When you notice the gap — your GMs handle it when you're in the building, dial you the second you're not — your first instinct is going to be I need to be in stores more. Don't trust that instinct. Showing up more masks the gap. It doesn't close it. It actually deepens it, because every time you cover the gap with your own judgment, your GM learns that this kind of problem is your problem to solve, not theirs.

The right move is to ask what walks out the door with you.

Usually it's one of three things.

A resource walks out with you. Your judgment. Your authority to make a call. A piece of know-how nobody else on your team has built yet.

Fix: put that resource somewhere your GMs can reach without you in the room — a written playbook, a clear decision rule, a real delegation of authority.

A routine walks out with you. A check you run, a follow-up you do, a question you ask your GMs every time you walk a store. You've been running it in your head. When you're gone, the routine doesn't run.

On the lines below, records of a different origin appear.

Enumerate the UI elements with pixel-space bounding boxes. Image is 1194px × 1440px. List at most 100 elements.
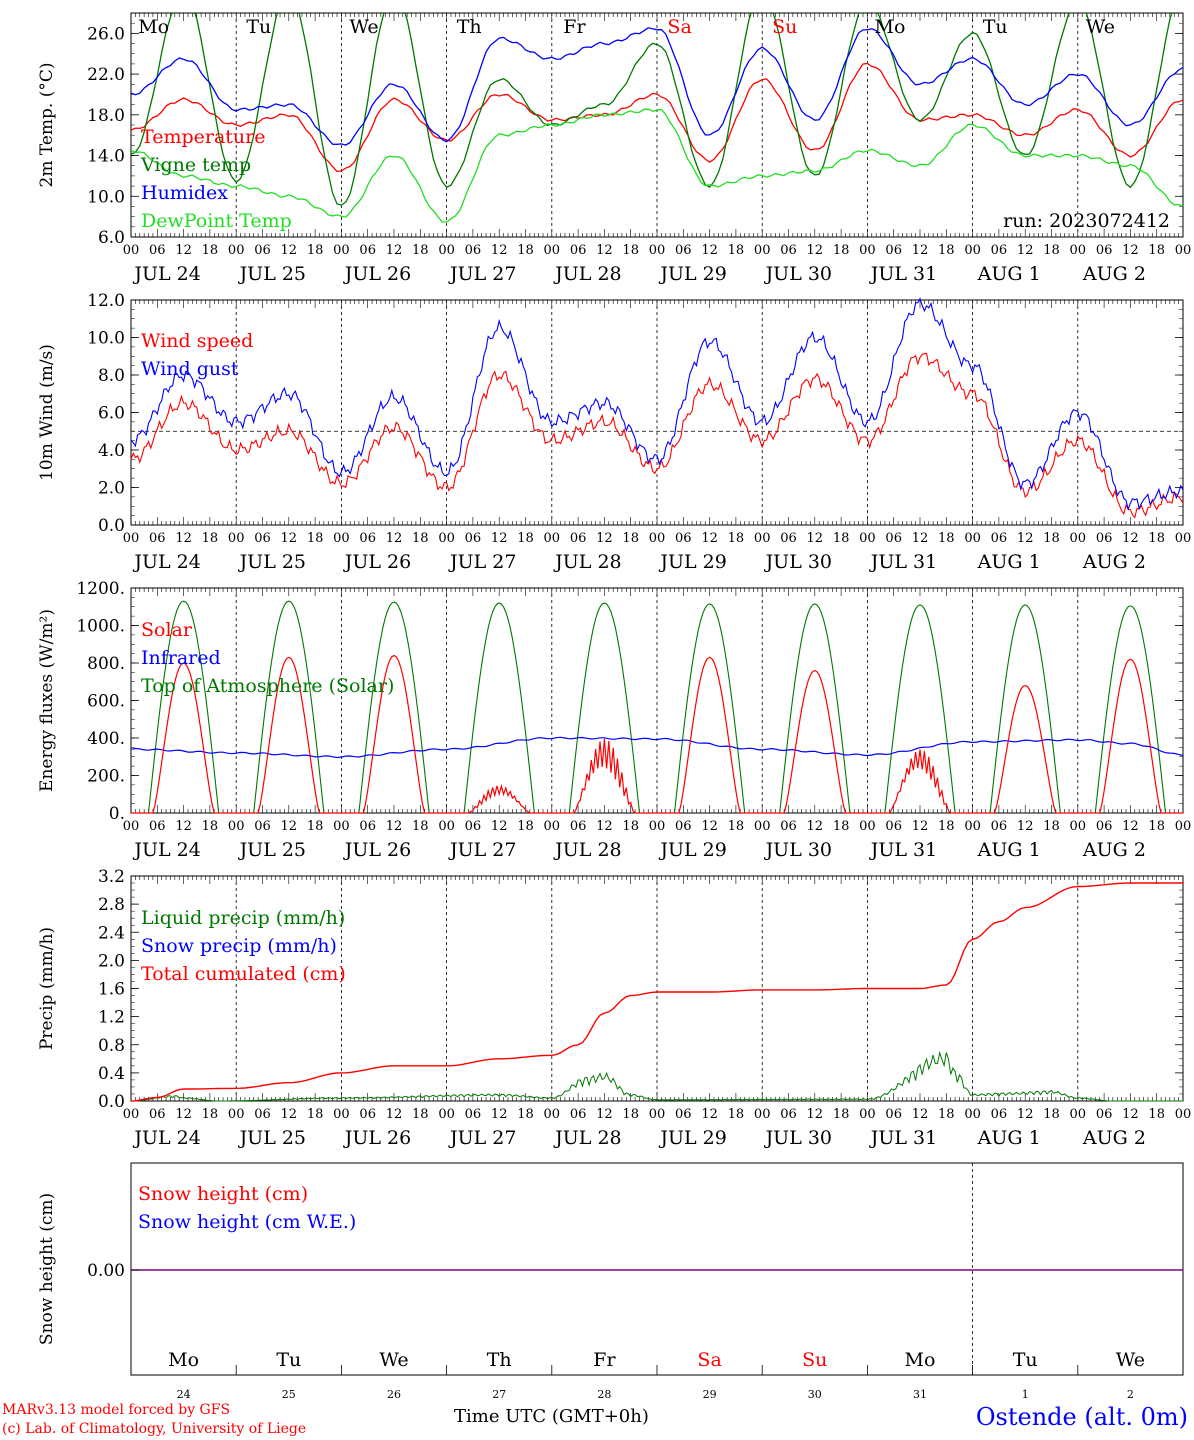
y-tick-label: 22.0 xyxy=(87,65,125,85)
hour-tick-label: 00 xyxy=(859,819,876,834)
date-label: JUL 27 xyxy=(448,263,516,285)
hour-tick-label: 06 xyxy=(570,243,587,258)
hour-tick-label: 00 xyxy=(1175,1107,1192,1122)
hour-tick-label: 18 xyxy=(202,819,219,834)
hour-tick-label: 18 xyxy=(728,819,745,834)
hour-tick-label: 18 xyxy=(938,531,955,546)
series-humidex xyxy=(131,27,1183,146)
weekday-label: We xyxy=(349,16,378,38)
hour-tick-label: 12 xyxy=(807,1107,824,1122)
y-tick-label: 0.8 xyxy=(98,1036,125,1056)
hour-tick-label: 18 xyxy=(833,243,850,258)
hour-tick-label: 06 xyxy=(1096,1107,1113,1122)
hour-tick-label: 12 xyxy=(701,243,718,258)
hour-tick-label: 12 xyxy=(1122,243,1139,258)
hour-tick-label: 06 xyxy=(885,531,902,546)
hour-tick-label: 18 xyxy=(622,531,639,546)
hour-tick-label: 00 xyxy=(228,1107,245,1122)
hour-tick-label: 00 xyxy=(228,531,245,546)
hour-tick-label: 18 xyxy=(202,531,219,546)
date-label: JUL 31 xyxy=(869,551,937,573)
hour-tick-label: 12 xyxy=(1122,819,1139,834)
hour-tick-label: 18 xyxy=(938,243,955,258)
hour-tick-label: 18 xyxy=(307,243,324,258)
y-tick-label: 12.0 xyxy=(87,291,125,311)
date-label: AUG 1 xyxy=(977,551,1041,573)
hour-tick-label: 18 xyxy=(938,819,955,834)
hour-tick-label: 18 xyxy=(728,1107,745,1122)
date-label: JUL 24 xyxy=(132,263,200,285)
hour-tick-label: 06 xyxy=(465,1107,482,1122)
hour-tick-label: 12 xyxy=(912,1107,929,1122)
date-label: JUL 30 xyxy=(764,263,832,285)
weekday-label: Tu xyxy=(1013,1349,1038,1371)
date-label: JUL 29 xyxy=(658,263,726,285)
day-number-label: 24 xyxy=(177,1388,191,1401)
hour-tick-label: 06 xyxy=(675,243,692,258)
hour-tick-label: 12 xyxy=(175,819,192,834)
day-number-label: 26 xyxy=(387,1388,401,1401)
day-number-label: 2 xyxy=(1127,1388,1134,1401)
hour-tick-label: 00 xyxy=(964,243,981,258)
hour-tick-label: 06 xyxy=(149,531,166,546)
hour-tick-label: 18 xyxy=(622,1107,639,1122)
hour-tick-label: 00 xyxy=(649,531,666,546)
hour-tick-label: 06 xyxy=(675,531,692,546)
hour-tick-label: 06 xyxy=(254,531,271,546)
date-label: JUL 31 xyxy=(869,1127,937,1149)
hour-tick-label: 00 xyxy=(544,819,561,834)
hour-tick-label: 06 xyxy=(359,243,376,258)
date-label: AUG 2 xyxy=(1082,263,1146,285)
hour-tick-label: 00 xyxy=(754,1107,771,1122)
date-label: JUL 26 xyxy=(343,551,411,573)
date-label: JUL 28 xyxy=(553,839,621,861)
hour-tick-label: 12 xyxy=(701,819,718,834)
legend-entry: Vigne temp xyxy=(140,154,251,176)
y-tick-label: 3.2 xyxy=(98,867,125,887)
hour-tick-label: 00 xyxy=(228,819,245,834)
hour-tick-label: 18 xyxy=(1043,243,1060,258)
series-liquid-precip xyxy=(131,1050,1183,1102)
hour-tick-label: 00 xyxy=(438,243,455,258)
y-tick-label: 0.4 xyxy=(98,1064,125,1084)
run-label: run: 2023072412 xyxy=(1003,210,1170,232)
weekday-label: Sa xyxy=(667,16,691,38)
y-axis-label: Energy fluxes (W/m²) xyxy=(37,609,57,792)
hour-tick-label: 18 xyxy=(412,819,429,834)
y-tick-label: 1200. xyxy=(76,579,125,599)
hour-tick-label: 12 xyxy=(1017,819,1034,834)
date-label: JUL 30 xyxy=(764,551,832,573)
weekday-label: Tu xyxy=(983,16,1008,38)
hour-tick-label: 00 xyxy=(123,819,140,834)
day-number-label: 25 xyxy=(282,1388,296,1401)
hour-tick-label: 18 xyxy=(307,819,324,834)
hour-tick-label: 00 xyxy=(964,1107,981,1122)
series-wind-speed xyxy=(130,352,1184,519)
hour-tick-label: 06 xyxy=(359,531,376,546)
hour-tick-label: 00 xyxy=(228,243,245,258)
hour-tick-label: 06 xyxy=(149,1107,166,1122)
date-label: JUL 28 xyxy=(553,263,621,285)
y-tick-label: 6.0 xyxy=(98,404,125,424)
day-number-label: 30 xyxy=(808,1388,822,1401)
date-label: AUG 2 xyxy=(1082,839,1146,861)
date-label: JUL 29 xyxy=(658,839,726,861)
hour-tick-label: 12 xyxy=(491,531,508,546)
hour-tick-label: 06 xyxy=(465,243,482,258)
legend-entry: Humidex xyxy=(141,182,228,204)
hour-tick-label: 06 xyxy=(991,243,1008,258)
hour-tick-label: 18 xyxy=(1043,819,1060,834)
hour-tick-label: 18 xyxy=(622,819,639,834)
y-tick-label: 400. xyxy=(87,729,125,749)
hour-tick-label: 18 xyxy=(833,531,850,546)
date-label: AUG 2 xyxy=(1082,551,1146,573)
y-tick-label: 600. xyxy=(87,692,125,712)
hour-tick-label: 00 xyxy=(754,819,771,834)
day-number-label: 1 xyxy=(1022,1388,1029,1401)
hour-tick-label: 18 xyxy=(728,243,745,258)
date-label: JUL 25 xyxy=(238,1127,306,1149)
hour-tick-label: 06 xyxy=(885,243,902,258)
date-label: JUL 28 xyxy=(553,1127,621,1149)
hour-tick-label: 00 xyxy=(1175,819,1192,834)
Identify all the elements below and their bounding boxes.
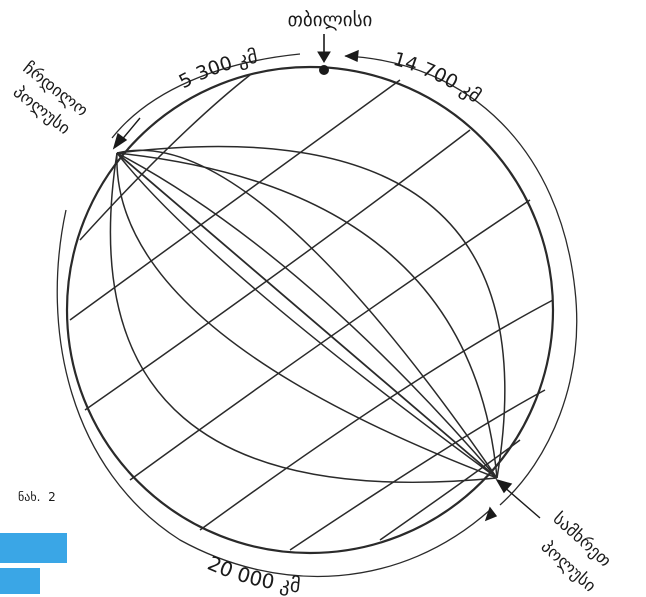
tbilisi-marker <box>317 34 331 75</box>
blue-tab-bottom <box>0 568 40 594</box>
tbilisi-label: თბილისი <box>288 9 373 31</box>
globe <box>65 65 555 555</box>
tbilisi-dot <box>319 65 329 75</box>
right-dist-arrow-head <box>344 49 359 63</box>
arc-tbilisi-to-south <box>344 55 578 506</box>
figure-caption: ნახ. 2 <box>18 490 56 504</box>
pointer-arrows <box>112 49 541 522</box>
south-pole-arrow-head <box>495 478 513 494</box>
arc-north-to-tbilisi <box>111 53 301 139</box>
tbilisi-pointer-head <box>317 51 331 63</box>
distance-arcs <box>56 53 578 578</box>
bottom-dist-arrow-head <box>484 506 498 522</box>
parallels <box>69 74 554 551</box>
north-south-axis <box>116 152 498 479</box>
blue-tab-top <box>0 533 67 563</box>
north-pole-arrow-head <box>112 132 128 150</box>
arc-south-to-north <box>56 209 491 578</box>
distance-tbilisi-south: 14 700 კმ <box>391 48 485 107</box>
south-pole-arrow-line <box>502 485 541 519</box>
globe-outline <box>65 65 555 555</box>
distance-south-north: 20 000 კმ <box>204 551 301 597</box>
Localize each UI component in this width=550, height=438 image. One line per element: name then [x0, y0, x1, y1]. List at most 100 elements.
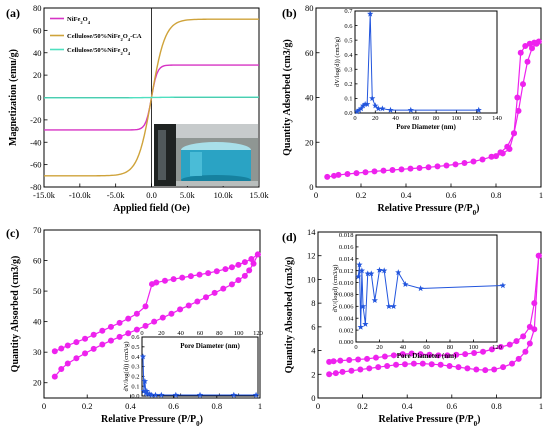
- adsorption-point: [362, 169, 369, 176]
- adsorption-point: [185, 302, 192, 309]
- desorption-point: [82, 335, 89, 342]
- x-tick-label: 60: [413, 115, 420, 122]
- adsorption-point: [211, 289, 218, 296]
- adsorption-point: [443, 162, 450, 169]
- adsorption-point: [410, 360, 417, 367]
- x-tick-label: 20: [376, 344, 383, 351]
- inset-d: 0 20 40 60 80 100 120 0.000 0.002 0.004 0.006 0.008…: [332, 232, 507, 360]
- y-tick-label: 0.002: [339, 327, 354, 334]
- desorption-point: [408, 350, 415, 357]
- desorption-point: [526, 323, 533, 330]
- y-tick-label: 80: [33, 3, 42, 13]
- adsorption-point: [326, 371, 333, 378]
- y-tick-label: 0.008: [339, 292, 354, 299]
- y-tick-label: 0.0: [344, 110, 352, 117]
- panel-label: (b): [282, 6, 297, 20]
- x-axis-label: Relative Pressure (P/P0): [379, 414, 481, 428]
- adsorption-point: [220, 285, 227, 292]
- desorption-point: [426, 351, 433, 358]
- desorption-point: [179, 274, 186, 281]
- adsorption-point: [332, 370, 339, 377]
- adsorption-point: [142, 322, 149, 329]
- adsorption-point: [353, 170, 360, 177]
- y-tick-label: 0.000: [339, 339, 354, 346]
- y-tick-label: 80: [305, 3, 314, 13]
- adsorption-point: [133, 326, 140, 333]
- desorption-point: [444, 352, 451, 359]
- inset-y-label: dV/log(d)) (cm3/g): [123, 341, 130, 391]
- legend-entry: Cellulose/50%NiFe2O4-CA: [67, 33, 142, 42]
- series-line: [44, 96, 259, 99]
- inset-x-label: Pore Diameter (nm): [180, 342, 240, 350]
- inset-point: [407, 106, 414, 113]
- inset-point: [359, 303, 367, 309]
- inset-point: [364, 270, 371, 277]
- desorption-point: [399, 351, 406, 358]
- x-axis-label: Relative Pressure (P/P0): [378, 203, 480, 217]
- x-tick-label: 0: [354, 344, 357, 351]
- y-tick-label: 0.4: [131, 354, 140, 361]
- desorption-point: [520, 333, 527, 340]
- y-tick-label: -40: [30, 137, 41, 147]
- inset-point: [359, 102, 367, 109]
- adsorption-point: [380, 167, 387, 174]
- adsorption-point: [64, 360, 71, 367]
- y-tick-label: 40: [33, 317, 42, 327]
- inset-point: [358, 267, 366, 274]
- adsorption-point: [250, 260, 257, 267]
- inset-x-label: Pore Diameter (nm): [396, 123, 456, 131]
- adsorption-point: [437, 361, 444, 368]
- desorption-point: [513, 338, 520, 345]
- y-tick-label: 0.018: [339, 232, 354, 239]
- desorption-point: [337, 357, 344, 364]
- adsorption-point: [401, 361, 408, 368]
- adsorption-point: [228, 281, 235, 288]
- adsorption-point: [107, 337, 114, 344]
- inset-point: [140, 387, 148, 394]
- desorption-point: [196, 271, 203, 278]
- x-tick-label: 0.6: [446, 190, 457, 200]
- adsorption-point: [464, 365, 471, 372]
- x-tick-label: 0: [42, 401, 46, 411]
- inset-x-label: Pore Diameter (nm): [397, 352, 457, 360]
- x-tick-label: 5.0k: [180, 190, 196, 200]
- inset-point: [148, 391, 155, 398]
- x-tick-label: 1: [539, 401, 543, 411]
- desorption-point: [453, 351, 460, 358]
- desorption-point: [116, 319, 123, 326]
- desorption-point: [228, 264, 235, 271]
- inset-point: [143, 387, 150, 394]
- inset-point: [390, 303, 397, 309]
- adsorption-point: [470, 158, 477, 165]
- inset-point: [387, 106, 394, 113]
- y-tick-label: 0.5: [131, 344, 139, 351]
- x-tick-label: 60: [423, 344, 430, 351]
- inset-point: [172, 391, 179, 398]
- y-tick-label: 0: [309, 182, 313, 192]
- inset-y-label: dV/log(d)) (cm3/g): [334, 37, 341, 87]
- adsorption-point: [51, 373, 58, 380]
- x-tick-label: 60: [197, 330, 204, 337]
- inset-point: [475, 106, 482, 113]
- plot-frame: [354, 10, 498, 114]
- x-tick-label: 140: [492, 115, 502, 122]
- adsorption-point: [366, 365, 373, 372]
- x-tick-label: 0: [353, 115, 356, 122]
- y-tick-label: -60: [30, 160, 41, 170]
- inset-point: [371, 297, 378, 304]
- inset-point: [395, 269, 402, 276]
- y-tick-label: 4: [311, 346, 316, 356]
- x-tick-label: 80: [433, 115, 440, 122]
- desorption-point: [222, 266, 229, 273]
- x-tick-label: 1: [258, 401, 262, 411]
- adsorption-point: [235, 277, 242, 284]
- y-tick-label: 0.7: [344, 8, 353, 15]
- adsorption-point: [393, 361, 400, 368]
- y-tick-label: 0.010: [339, 280, 354, 287]
- desorption-point: [326, 358, 333, 365]
- inset-point: [372, 102, 379, 109]
- x-tick-label: 0.4: [401, 190, 412, 200]
- y-tick-label: 60: [33, 25, 42, 35]
- inset-point: [357, 323, 364, 330]
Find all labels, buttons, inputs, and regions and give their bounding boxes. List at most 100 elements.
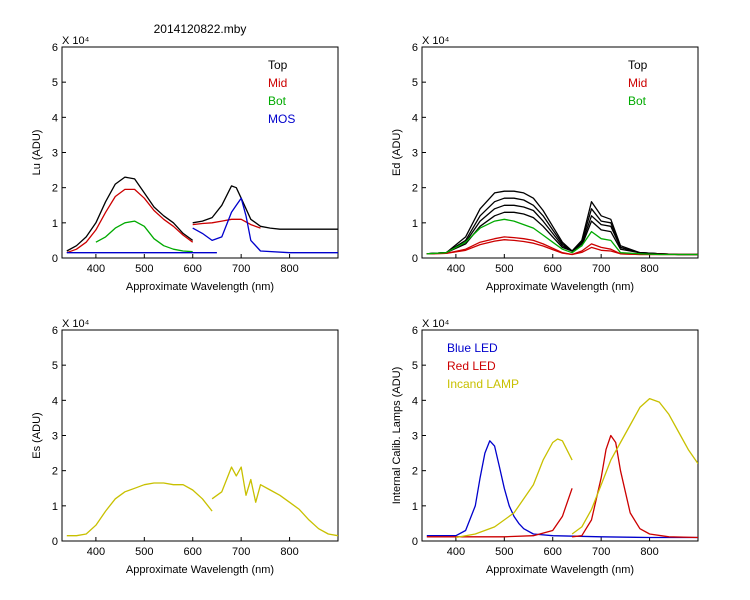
y-multiplier: X 10⁴ xyxy=(62,35,90,47)
series-line-top xyxy=(192,185,338,230)
y-multiplier: X 10⁴ xyxy=(62,318,90,330)
series-line-top xyxy=(426,211,698,256)
plot-frame xyxy=(61,329,339,542)
series-group xyxy=(66,466,338,537)
series-group xyxy=(426,397,698,539)
series-line-red-led xyxy=(426,488,573,538)
y-tick-label: 5 xyxy=(52,77,58,89)
legend-entry: Mid xyxy=(268,76,287,90)
y-tick-label: 2 xyxy=(52,183,58,195)
y-tick-label: 4 xyxy=(52,112,58,124)
series-line-bot xyxy=(95,220,193,253)
x-tick-label: 700 xyxy=(592,546,610,558)
legend-entry: Mid xyxy=(628,76,647,90)
y-tick-label: 1 xyxy=(412,218,418,230)
y-tick-label: 3 xyxy=(412,431,418,443)
x-tick-label: 600 xyxy=(184,263,202,275)
y-tick-label: 4 xyxy=(412,395,418,407)
series-line-incand-lamp xyxy=(571,397,698,535)
x-tick-label: 700 xyxy=(592,263,610,275)
x-axis-label: Approximate Wavelength (nm) xyxy=(126,281,274,293)
x-tick-label: 800 xyxy=(640,263,658,275)
legend-entry: MOS xyxy=(268,112,295,126)
x-tick-label: 600 xyxy=(544,546,562,558)
x-axis-label: Approximate Wavelength (nm) xyxy=(486,281,634,293)
y-tick-label: 0 xyxy=(412,253,418,265)
y-multiplier: X 10⁴ xyxy=(422,35,450,47)
x-tick-label: 600 xyxy=(544,263,562,275)
x-tick-label: 800 xyxy=(280,263,298,275)
legend-entry: Incand LAMP xyxy=(447,377,519,391)
series-line-es xyxy=(66,482,213,537)
y-tick-label: 3 xyxy=(52,148,58,160)
series-group xyxy=(426,190,698,256)
legend-entry: Bot xyxy=(628,94,647,108)
series-line-incand-lamp xyxy=(455,438,573,539)
series-line-bot xyxy=(426,218,698,256)
series-line-red-led xyxy=(572,434,698,539)
chart-lu: 0 1 2 3 4 5 6 400 500 600 700 800 X 10⁴ Approximate W… xyxy=(31,35,339,293)
x-tick-label: 400 xyxy=(87,546,105,558)
chart-ed: 0 1 2 3 4 5 6 400 500 600 700 800 X 10⁴ Approximate W… xyxy=(391,35,699,293)
y-tick-label: 1 xyxy=(52,218,58,230)
legend-entry: Blue LED xyxy=(447,341,498,355)
x-tick-label: 600 xyxy=(184,546,202,558)
x-axis-label: Approximate Wavelength (nm) xyxy=(486,564,634,576)
x-tick-label: 700 xyxy=(232,263,250,275)
y-tick-label: 3 xyxy=(412,148,418,160)
y-tick-label: 6 xyxy=(52,42,58,54)
x-tick-label: 500 xyxy=(135,546,153,558)
legend-entry: Bot xyxy=(268,94,287,108)
y-axis-label: Internal Calib. Lamps (ADU) xyxy=(391,367,403,505)
series-line-mid xyxy=(426,239,698,256)
series-group xyxy=(66,176,338,254)
series-line-mid xyxy=(192,218,261,229)
y-tick-label: 0 xyxy=(412,536,418,548)
y-axis-label: Lu (ADU) xyxy=(31,130,43,176)
y-tick-label: 6 xyxy=(52,325,58,337)
x-tick-label: 800 xyxy=(640,546,658,558)
y-tick-label: 5 xyxy=(52,360,58,372)
y-axis-label: Ed (ADU) xyxy=(391,129,403,176)
series-line-blue-led xyxy=(426,440,698,539)
chart-lamps: 0 1 2 3 4 5 6 400 500 600 700 800 X 10⁴ Approximate W… xyxy=(391,318,699,576)
x-tick-label: 500 xyxy=(495,546,513,558)
y-tick-label: 3 xyxy=(52,431,58,443)
plot-frame xyxy=(421,46,699,259)
series-line-mid xyxy=(66,188,194,254)
x-tick-label: 500 xyxy=(135,263,153,275)
y-tick-label: 4 xyxy=(52,395,58,407)
series-line-mos xyxy=(192,197,338,254)
y-axis-label: Es (ADU) xyxy=(31,412,43,458)
y-multiplier: X 10⁴ xyxy=(422,318,450,330)
x-tick-label: 400 xyxy=(87,263,105,275)
figure-title: 2014120822.mby xyxy=(154,22,247,36)
chart-es: 0 1 2 3 4 5 6 400 500 600 700 800 X 10⁴ Approximate W… xyxy=(31,318,339,576)
y-tick-label: 2 xyxy=(412,466,418,478)
y-tick-label: 5 xyxy=(412,360,418,372)
y-tick-label: 0 xyxy=(52,253,58,265)
legend-entry: Red LED xyxy=(447,359,496,373)
y-tick-label: 6 xyxy=(412,325,418,337)
y-tick-label: 2 xyxy=(412,183,418,195)
y-tick-label: 1 xyxy=(52,501,58,513)
y-tick-label: 5 xyxy=(412,77,418,89)
series-line-es xyxy=(211,466,338,537)
series-line-top xyxy=(66,176,194,252)
x-tick-label: 400 xyxy=(447,546,465,558)
x-axis-label: Approximate Wavelength (nm) xyxy=(126,564,274,576)
legend-entry: Top xyxy=(628,58,648,72)
x-tick-label: 500 xyxy=(495,263,513,275)
x-tick-label: 400 xyxy=(447,263,465,275)
legend-entry: Top xyxy=(268,58,288,72)
series-line-top xyxy=(426,204,698,256)
x-tick-label: 700 xyxy=(232,546,250,558)
y-tick-label: 6 xyxy=(412,42,418,54)
series-line-top xyxy=(426,190,698,256)
plot-frame xyxy=(61,46,339,259)
y-tick-label: 0 xyxy=(52,536,58,548)
y-tick-label: 4 xyxy=(412,112,418,124)
y-tick-label: 2 xyxy=(52,466,58,478)
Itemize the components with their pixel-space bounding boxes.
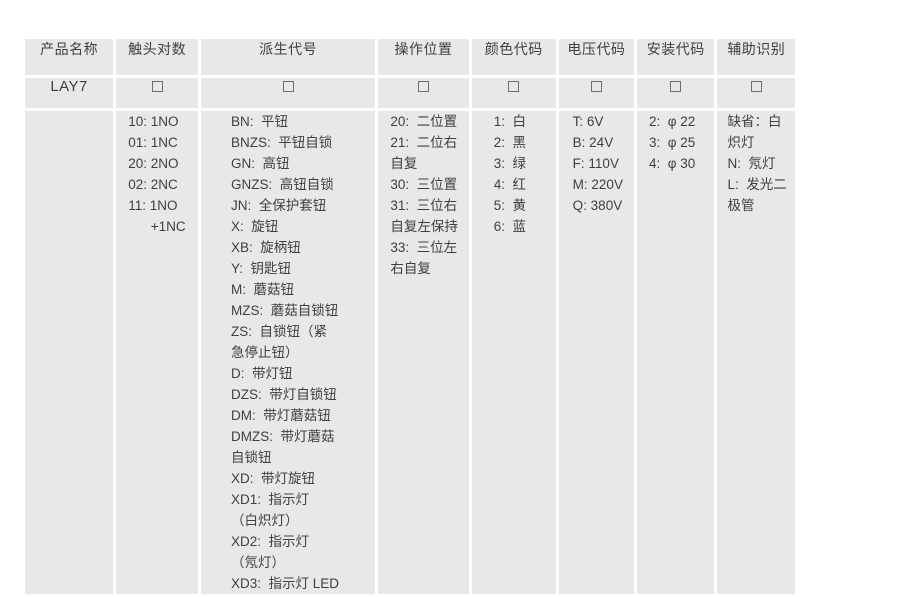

Fix: write it down. Make it part of the GM's own weekly cadence. Build it so it fires whether you're there or not.

An environment shifts when you leave. The standard relaxes. The pace relaxes. The GM's posture relaxes the second your car pulls out of the lot.

Fix: stabilize what your portfolio feels like at baseline — not just what it feels like when you're walking it.

In all three, the answer moves off the GM and onto you. Not your effort — your design choices. What did you build into your GMs. What did you fail to build into them. What still lives in your head that's never been written down or installed.

The reframe

Most DMs think the goal is to be the DM whose visit makes the store run.

The real goal is to be the DM makes a real impact and whose absence from a store doesn't change how the store runs.

That sounds backwards. It feels like you're trying to make yourself unnecessary to your GMs. You're not. You're making yourself unnecessary to their daily — so you can be indispensable to their development. The DM whose absence doesn't change anything is the one who runs ten stores. Then a region. Then a division. They take real PTO. They develop GMs who get promoted into multi-unit seats instead of burning out under them.

The Hero Trap feels like a compliment, but it pays like a punishment.

Find what walks out the door with you. Build the portfolio so it doesn't.